Sales leaders need to ensure that they build trust with their customers and reinforce their ability to serve them as trusted advisors. Offer them things they need and be there to listen, don’t just focus on the sale. It's only natural that resources will need to be adapted to meet business needs, but this may well change week on week. Companies need to be adaptive and innovative in this period and the best way to do this is by monitoring and responding to competitive dynamics. Keep a clear eye on what your competitors are doing and listen to the market. Don’t be afraid to create something new during this time, it may just be the thing they need. Trust, adaptability and a sharp ear to the ground will help to mitigate renewal risks and secure existing revenue lines.

Given that versatility is so important in these times, how can firms adjust their product offering to fine tune their value proposition?

One key tip for all companies within the software industry is to pivot to the SaaS business model if not done already.

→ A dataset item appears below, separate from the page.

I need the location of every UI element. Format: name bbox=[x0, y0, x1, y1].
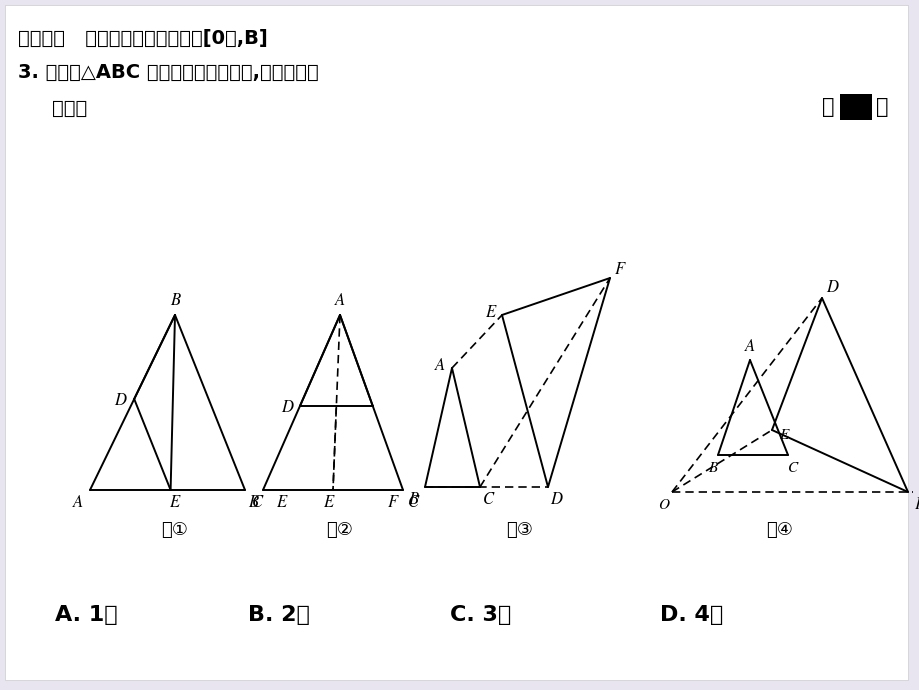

On-premises businesses need employees on the ground at the customer end, SaaS does not. Open yourself up to the technology available and make yourselves more accessible.

All sales professionals have now become virtual/inside salespeople. In light of this, what operational best practices and collaboration and productivity tools can teams use?

The deep-rooted best practices of a software salesperson will never change that much. You will always need to sell value to the customer, i.e. identify the business problem, identify the champion, build the business case, provide reference customers and build trust. If you are still able to do this, revenue will continue to grow.

However, we are now lacking the vital intimacy with our customers that really helps to build up trust. Events are being cancelled, meetings moved, large projects postponed and without that personal interaction it’s easy to slip from the forefront of their mind. Now is the time to invest in the tools that will save your business, the likes of Slack and Zoom will become hugely important in maintaining professional communication. Google docs and Office 365 should be used for collaboration – your team needs to be connected and boosted through shared virtual spaces. Don’t be afraid to spend on the best quality appliances as they will be the tools you than the most in the end.

And finally, how can firms successfully exit this ‘crisis’? What is going to define the successful companies within this period?

Winners will be the companies that can do the following 5 steps:

· Manage cash and liquidity

· Ensure cost discipline

· Revise financial plan and perform scenario-based stress tests regularly

· Cultivate employee and customer loyalty

· Pivot their business model to work in the new world of post-Covid

Take a good look as the money you are spending and enforce some discipline, while virtual tools are an investment, pre-planned offices fixes are not needed now. Save that money for the small fixes you will need to make to ensure your workforce is still effective in the long-run. For software, keep your sales staff at the core of your business and always reserve the top-line. Test your business to its max and have your ‘bounce back’ scenarios ready. Be adaptive and do all you can to maintain the trust of those you value the most, they will be the ones to help see you through the most difficult times.